Ogni anno si aggiungono nuove conoscenze sulle temperature terrestri nel passato recente (diciamo dal 1880 in poi), ma anche negli ultimi 10’000 anni e anche nelle 4 ere glaciali passate (una ogni 100’000 anni, circa). Ovviamente non si può tornare indietro nel tempo con un termometro, ma sempre più indicatori fanno luce sulle variazioni del clima del nostro pianeta (e sulle sue conseguenze nella storia della civiltà). Nei vari report dell’Ipcc e della Wmo le variazioni climatiche del passato preindustriale sono pressoché ignorate. La frase tipica è: «dall’inizio dell’era industriale si nota che, etc.», come se il clima dei decenni, dei secoli e dei millenni precedenti non fosse mai cambiato, e che il cambiamento fosse una alterazione conseguente alla «fastidiosa» crescita numerica e tecnologica dell’umanità.

La relazione tra crescita della concentrazione di CO2 nell’atmosfera e temperatura è screditata, ad esempio, dai periodi acclarati di raffreddamento globale degli anni 1880-1920 e 1940-1980, quando la CO2 saliva. E dai periodi acclarati di riscaldamento (1690-1850) quando le emissioni di CO2 erano inesistenti. E più indietro nel tempo, il pianeta ha subito la Piccola era glaciale (due secoli attorno al 1700) e ha goduto dei Pericoli caldi medievale e romano.

Insomma, una continua alternanza caldo-freddo, a parità di livello di CO2.

Esatto. Per esplicita propria ammissione, l’Ipcc considera ininfluenti per il clima i forzanti esterni, come l’irradianza totale del sole. Negli ultimi 20 anni invece si sono raccolte evidenze in senso contrario, in particolare considerando il vento solare (sciami di particelle ionizzate che colpiscono la terra), la polvere interstellare, i micrometeoriti, e i raggi cosmici. In particolare questi ultimi sono tra i responsabili (come dimostrato sperimentalmente) della formazione dei nuclei di condensazione delle nubi che riflettono la radiazione solare verso lo spazio, come un gigantesco parasole (fenomeno noto come albedo). E l’aumento di raggi cosmici è modulato dall’attività solare.

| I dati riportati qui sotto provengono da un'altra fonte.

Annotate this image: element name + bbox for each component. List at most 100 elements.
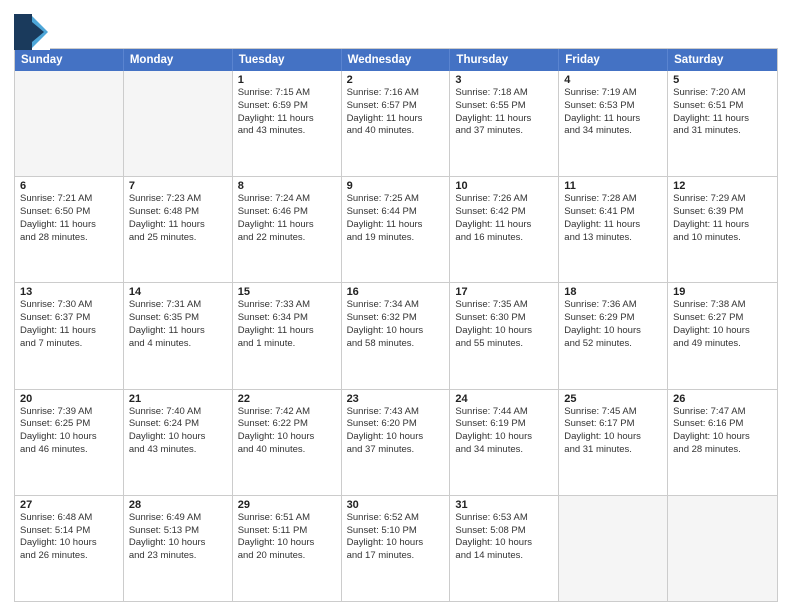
cell-info-line: Sunset: 5:10 PM	[347, 525, 445, 538]
cell-info-line: Sunset: 6:34 PM	[238, 312, 336, 325]
day-number: 8	[238, 180, 336, 192]
cell-info-line: and 52 minutes.	[564, 338, 662, 351]
cell-info-line: Daylight: 10 hours	[347, 431, 445, 444]
cell-info-line: Sunset: 6:51 PM	[673, 100, 772, 113]
cell-info-line: Daylight: 11 hours	[238, 113, 336, 126]
day-number: 18	[564, 286, 662, 298]
cell-info-line: and 10 minutes.	[673, 232, 772, 245]
calendar-body: 1Sunrise: 7:15 AMSunset: 6:59 PMDaylight…	[15, 71, 777, 601]
cell-info-line: and 49 minutes.	[673, 338, 772, 351]
calendar-cell: 8Sunrise: 7:24 AMSunset: 6:46 PMDaylight…	[233, 177, 342, 282]
day-number: 27	[20, 499, 118, 511]
cell-info-line: Sunset: 6:17 PM	[564, 418, 662, 431]
cell-info-line: Daylight: 11 hours	[20, 325, 118, 338]
cell-info-line: Daylight: 11 hours	[238, 325, 336, 338]
cell-info-line: Sunset: 6:50 PM	[20, 206, 118, 219]
cell-info-line: Daylight: 10 hours	[564, 431, 662, 444]
cell-info-line: Daylight: 10 hours	[347, 537, 445, 550]
cell-info-line: Sunset: 5:11 PM	[238, 525, 336, 538]
day-number: 31	[455, 499, 553, 511]
cell-info-line: and 13 minutes.	[564, 232, 662, 245]
day-number: 25	[564, 393, 662, 405]
day-number: 3	[455, 74, 553, 86]
day-number: 1	[238, 74, 336, 86]
cell-info-line: Sunset: 6:59 PM	[238, 100, 336, 113]
calendar-cell: 27Sunrise: 6:48 AMSunset: 5:14 PMDayligh…	[15, 496, 124, 601]
cell-info-line: Daylight: 10 hours	[564, 325, 662, 338]
day-number: 15	[238, 286, 336, 298]
day-number: 14	[129, 286, 227, 298]
cell-info-line: Daylight: 10 hours	[455, 325, 553, 338]
calendar-cell: 1Sunrise: 7:15 AMSunset: 6:59 PMDaylight…	[233, 71, 342, 176]
day-number: 26	[673, 393, 772, 405]
cell-info-line: Sunrise: 7:43 AM	[347, 406, 445, 419]
cell-info-line: and 7 minutes.	[20, 338, 118, 351]
cell-info-line: Sunrise: 7:39 AM	[20, 406, 118, 419]
cell-info-line: Sunset: 6:25 PM	[20, 418, 118, 431]
calendar-cell: 22Sunrise: 7:42 AMSunset: 6:22 PMDayligh…	[233, 390, 342, 495]
calendar-cell: 5Sunrise: 7:20 AMSunset: 6:51 PMDaylight…	[668, 71, 777, 176]
cell-info-line: Daylight: 11 hours	[238, 219, 336, 232]
cell-info-line: and 23 minutes.	[129, 550, 227, 563]
calendar-cell: 3Sunrise: 7:18 AMSunset: 6:55 PMDaylight…	[450, 71, 559, 176]
cell-info-line: and 40 minutes.	[347, 125, 445, 138]
cell-info-line: Daylight: 10 hours	[673, 431, 772, 444]
calendar-cell: 29Sunrise: 6:51 AMSunset: 5:11 PMDayligh…	[233, 496, 342, 601]
cell-info-line: and 58 minutes.	[347, 338, 445, 351]
calendar-cell	[15, 71, 124, 176]
calendar-cell: 11Sunrise: 7:28 AMSunset: 6:41 PMDayligh…	[559, 177, 668, 282]
calendar-cell: 10Sunrise: 7:26 AMSunset: 6:42 PMDayligh…	[450, 177, 559, 282]
calendar-week-row: 27Sunrise: 6:48 AMSunset: 5:14 PMDayligh…	[15, 495, 777, 601]
day-number: 9	[347, 180, 445, 192]
day-number: 28	[129, 499, 227, 511]
cell-info-line: and 43 minutes.	[238, 125, 336, 138]
day-number: 11	[564, 180, 662, 192]
calendar-week-row: 20Sunrise: 7:39 AMSunset: 6:25 PMDayligh…	[15, 389, 777, 495]
cell-info-line: Sunrise: 7:38 AM	[673, 299, 772, 312]
cell-info-line: Daylight: 11 hours	[455, 113, 553, 126]
cell-info-line: Sunset: 6:42 PM	[455, 206, 553, 219]
calendar-cell: 13Sunrise: 7:30 AMSunset: 6:37 PMDayligh…	[15, 283, 124, 388]
calendar-cell: 21Sunrise: 7:40 AMSunset: 6:24 PMDayligh…	[124, 390, 233, 495]
cell-info-line: Sunrise: 7:26 AM	[455, 193, 553, 206]
cell-info-line: Daylight: 10 hours	[238, 537, 336, 550]
cell-info-line: Daylight: 11 hours	[20, 219, 118, 232]
cell-info-line: Sunrise: 7:30 AM	[20, 299, 118, 312]
day-number: 4	[564, 74, 662, 86]
cell-info-line: Sunrise: 7:40 AM	[129, 406, 227, 419]
cell-info-line: Sunset: 6:46 PM	[238, 206, 336, 219]
calendar-cell: 4Sunrise: 7:19 AMSunset: 6:53 PMDaylight…	[559, 71, 668, 176]
cell-info-line: and 55 minutes.	[455, 338, 553, 351]
cell-info-line: Sunrise: 6:52 AM	[347, 512, 445, 525]
cell-info-line: and 40 minutes.	[238, 444, 336, 457]
cell-info-line: and 34 minutes.	[564, 125, 662, 138]
day-of-week-header: Monday	[124, 49, 233, 71]
calendar: SundayMondayTuesdayWednesdayThursdayFrid…	[14, 48, 778, 602]
day-number: 10	[455, 180, 553, 192]
day-number: 6	[20, 180, 118, 192]
cell-info-line: Daylight: 11 hours	[455, 219, 553, 232]
calendar-header: SundayMondayTuesdayWednesdayThursdayFrid…	[15, 49, 777, 71]
calendar-cell	[668, 496, 777, 601]
calendar-cell: 19Sunrise: 7:38 AMSunset: 6:27 PMDayligh…	[668, 283, 777, 388]
day-number: 22	[238, 393, 336, 405]
cell-info-line: Sunrise: 7:15 AM	[238, 87, 336, 100]
cell-info-line: Sunset: 6:53 PM	[564, 100, 662, 113]
cell-info-line: and 22 minutes.	[238, 232, 336, 245]
cell-info-line: Daylight: 10 hours	[20, 537, 118, 550]
cell-info-line: Sunset: 6:22 PM	[238, 418, 336, 431]
cell-info-line: Daylight: 11 hours	[673, 219, 772, 232]
cell-info-line: Sunrise: 7:24 AM	[238, 193, 336, 206]
calendar-cell: 17Sunrise: 7:35 AMSunset: 6:30 PMDayligh…	[450, 283, 559, 388]
calendar-week-row: 1Sunrise: 7:15 AMSunset: 6:59 PMDaylight…	[15, 71, 777, 176]
cell-info-line: Sunrise: 6:49 AM	[129, 512, 227, 525]
calendar-cell: 15Sunrise: 7:33 AMSunset: 6:34 PMDayligh…	[233, 283, 342, 388]
cell-info-line: Sunrise: 7:28 AM	[564, 193, 662, 206]
day-of-week-header: Saturday	[668, 49, 777, 71]
cell-info-line: Daylight: 11 hours	[129, 325, 227, 338]
cell-info-line: Sunset: 5:14 PM	[20, 525, 118, 538]
calendar-cell: 16Sunrise: 7:34 AMSunset: 6:32 PMDayligh…	[342, 283, 451, 388]
header	[14, 10, 778, 42]
cell-info-line: Sunrise: 7:18 AM	[455, 87, 553, 100]
cell-info-line: and 16 minutes.	[455, 232, 553, 245]
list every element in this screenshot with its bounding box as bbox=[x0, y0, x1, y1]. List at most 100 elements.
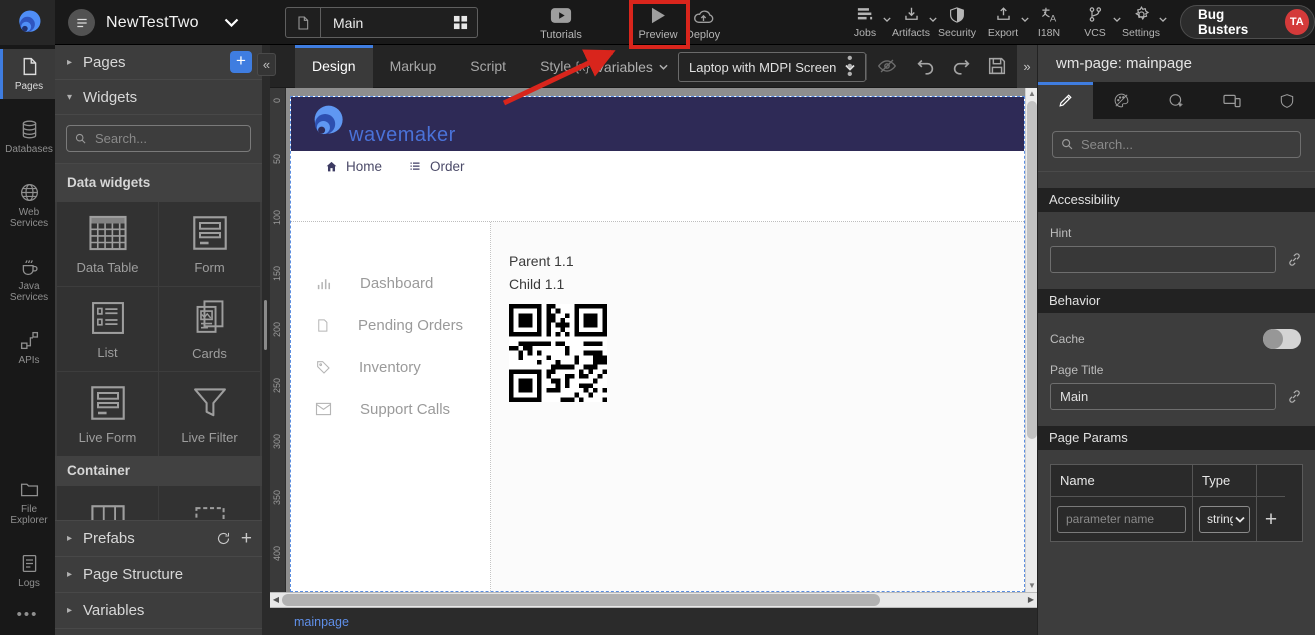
scroll-left-icon[interactable]: ◀ bbox=[270, 593, 282, 607]
page-selector[interactable]: Main bbox=[285, 7, 478, 38]
security-button[interactable]: Security bbox=[934, 3, 980, 39]
add-param-button[interactable]: + bbox=[1265, 509, 1277, 530]
save-icon[interactable] bbox=[986, 55, 1008, 77]
open-page-tab-mainpage[interactable]: mainpage bbox=[294, 615, 349, 629]
more-options-button[interactable]: ••• bbox=[847, 55, 853, 79]
horizontal-scroll-thumb[interactable] bbox=[282, 594, 880, 606]
menu-item-support-calls[interactable]: Support Calls bbox=[291, 388, 490, 430]
nav-home[interactable]: Home bbox=[325, 159, 382, 174]
bind-link-icon[interactable] bbox=[1286, 251, 1303, 268]
rail-item-file-explorer[interactable]: File Explorer bbox=[0, 472, 55, 533]
tab-design[interactable]: Design bbox=[295, 45, 373, 88]
deploy-button[interactable]: Deploy bbox=[672, 4, 734, 41]
add-page-button[interactable]: + bbox=[230, 51, 252, 73]
collapse-panel-button[interactable]: « bbox=[257, 53, 276, 76]
widget-layout-grid[interactable] bbox=[57, 486, 158, 520]
variables-section-header[interactable]: ▸ Variables bbox=[55, 593, 262, 629]
rail-more-button[interactable]: ••• bbox=[0, 606, 55, 623]
widgets-section-header[interactable]: ▾ Widgets bbox=[55, 80, 262, 115]
vcs-button[interactable]: VCS bbox=[1072, 3, 1118, 39]
device-selector[interactable]: Laptop with MDPI Screen bbox=[678, 52, 866, 82]
tab-events[interactable] bbox=[1149, 82, 1204, 119]
rail-item-java-services[interactable]: Java Services bbox=[0, 249, 55, 310]
tab-devices[interactable] bbox=[1204, 82, 1259, 119]
bind-link-icon[interactable] bbox=[1286, 388, 1303, 405]
menu-item-pending-orders[interactable]: Pending Orders bbox=[291, 304, 490, 346]
accessibility-section-header[interactable]: Accessibility bbox=[1038, 188, 1315, 212]
i18n-button[interactable]: A I18N bbox=[1026, 3, 1072, 39]
expand-panel-button[interactable]: » bbox=[1017, 45, 1037, 88]
page-grid-icon[interactable] bbox=[453, 15, 468, 30]
parent-label[interactable]: Parent 1.1 bbox=[509, 250, 1024, 273]
project-switcher[interactable]: NewTestTwo bbox=[68, 0, 239, 45]
chevron-down-icon[interactable] bbox=[224, 18, 239, 27]
artifacts-button[interactable]: Artifacts bbox=[888, 3, 934, 39]
nav-order[interactable]: Order bbox=[408, 159, 465, 174]
param-add-cell: + bbox=[1257, 497, 1285, 541]
rail-item-pages[interactable]: Pages bbox=[0, 49, 55, 99]
widget-data-table[interactable]: Data Table bbox=[57, 202, 158, 286]
canvas-vertical-scrollbar[interactable]: ▲ ▼ bbox=[1025, 88, 1037, 592]
refresh-icon[interactable] bbox=[216, 531, 231, 546]
properties-panel: wm-page: mainpage Accessibility bbox=[1037, 45, 1315, 635]
qr-code-image[interactable] bbox=[509, 304, 607, 402]
data-table-icon bbox=[87, 214, 129, 252]
menu-item-dashboard[interactable]: Dashboard bbox=[291, 262, 490, 304]
column-header-type: Type bbox=[1193, 465, 1257, 497]
behavior-section-header[interactable]: Behavior bbox=[1038, 289, 1315, 313]
settings-button[interactable]: Settings bbox=[1118, 3, 1164, 39]
wm-page-canvas[interactable]: wavemaker Home Order bbox=[290, 96, 1025, 592]
widget-live-form[interactable]: Live Form bbox=[57, 372, 158, 456]
menu-item-inventory[interactable]: Inventory bbox=[291, 346, 490, 388]
rail-item-apis[interactable]: APIs bbox=[0, 323, 55, 373]
team-button[interactable]: Bug Busters TA bbox=[1180, 5, 1315, 39]
page-title-field: Page Title bbox=[1038, 363, 1315, 410]
tutorials-button[interactable]: Tutorials bbox=[530, 4, 592, 41]
user-avatar[interactable]: TA bbox=[1285, 9, 1309, 35]
jobs-button[interactable]: Jobs bbox=[842, 3, 888, 39]
page-header-widget[interactable]: wavemaker bbox=[291, 97, 1024, 151]
param-type-select[interactable]: string bbox=[1199, 506, 1250, 533]
rail-item-databases[interactable]: Databases bbox=[0, 112, 55, 162]
pencil-icon bbox=[1057, 92, 1074, 109]
hint-input[interactable] bbox=[1050, 246, 1276, 273]
cache-toggle[interactable] bbox=[1263, 329, 1301, 349]
export-button[interactable]: Export bbox=[980, 3, 1026, 39]
tab-markup[interactable]: Markup bbox=[373, 45, 454, 88]
widget-search-input[interactable] bbox=[66, 125, 251, 152]
vertical-scroll-thumb[interactable] bbox=[1027, 101, 1037, 439]
scroll-right-icon[interactable]: ▶ bbox=[1025, 593, 1037, 607]
redo-icon[interactable] bbox=[950, 55, 973, 77]
scroll-up-icon[interactable]: ▲ bbox=[1026, 88, 1037, 100]
page-params-section-header[interactable]: Page Params bbox=[1038, 426, 1315, 450]
param-name-input[interactable] bbox=[1057, 506, 1186, 533]
tab-styles[interactable] bbox=[1093, 82, 1148, 119]
widget-list[interactable]: List bbox=[57, 287, 158, 371]
pages-section-header[interactable]: ▸ Pages + bbox=[55, 45, 262, 80]
widget-live-filter[interactable]: Live Filter bbox=[159, 372, 260, 456]
wavemaker-logo[interactable] bbox=[0, 0, 55, 45]
child-label[interactable]: Child 1.1 bbox=[509, 273, 1024, 296]
scroll-down-icon[interactable]: ▼ bbox=[1026, 580, 1037, 592]
tab-properties[interactable] bbox=[1038, 82, 1093, 119]
page-params-table: Name Type string + bbox=[1050, 464, 1303, 542]
canvas-horizontal-scrollbar[interactable]: ◀ ▶ bbox=[270, 592, 1037, 608]
page-structure-section-header[interactable]: ▸ Page Structure bbox=[55, 557, 262, 593]
rail-item-web-services[interactable]: Web Services bbox=[0, 175, 55, 236]
variables-dropdown[interactable]: {x} Variables bbox=[575, 45, 668, 88]
variables-icon: {x} bbox=[575, 60, 590, 74]
tab-security[interactable] bbox=[1260, 82, 1315, 119]
properties-search-input[interactable] bbox=[1052, 131, 1301, 158]
rail-item-logs[interactable]: Logs bbox=[0, 546, 55, 596]
widget-container[interactable] bbox=[159, 486, 260, 520]
panel-scrollbar[interactable] bbox=[264, 300, 267, 350]
widget-cards[interactable]: Cards bbox=[159, 287, 260, 371]
widget-form[interactable]: Form bbox=[159, 202, 260, 286]
hide-outline-icon[interactable] bbox=[875, 55, 899, 77]
divider bbox=[320, 8, 321, 37]
tab-script[interactable]: Script bbox=[453, 45, 523, 88]
add-prefab-button[interactable]: + bbox=[241, 531, 252, 547]
page-title-input[interactable] bbox=[1050, 383, 1276, 410]
prefabs-section-header[interactable]: ▸ Prefabs + bbox=[55, 521, 262, 557]
undo-icon[interactable] bbox=[914, 55, 937, 77]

Inoltre, molti vulcani (e la maggioranza è sottomarina e poco notata dai media) immettono notevoli quantità di CO2 nell’atmosfera. Anche il flusso termico dal mantello terrestre è di solito trascurato dai climatologi. Che sono inspiegabilmente tutti concentrati su un solo parametro: la CO2 antropica.

Un ultimo commento?

Potrei citare un elenco senza fine di false profezie., di dati nascosti o talvolta persino contraffatti (ad esempio con la scusa di doverli «ricalibrare» con nuovi standard di misura), e tutto questo anche con il benestare di organismi blasonati come l’Ipcc. Ma, come spesso accade, il diavolo fa le pentole ma non i coperchi. Per esempio, Julia Andreasen dell’università del Minnesota, negli USA, ha pubblicato il 16 maggio 2023  accurate misure satellitari sulla piattaforma glaciale artica, che testimoniano l’aumento della superficie dei ghiacci: 5305 Km2 in 10 anni dal 2009.

Alla faccia dell’allarme della riduzione dei ghiacci polari.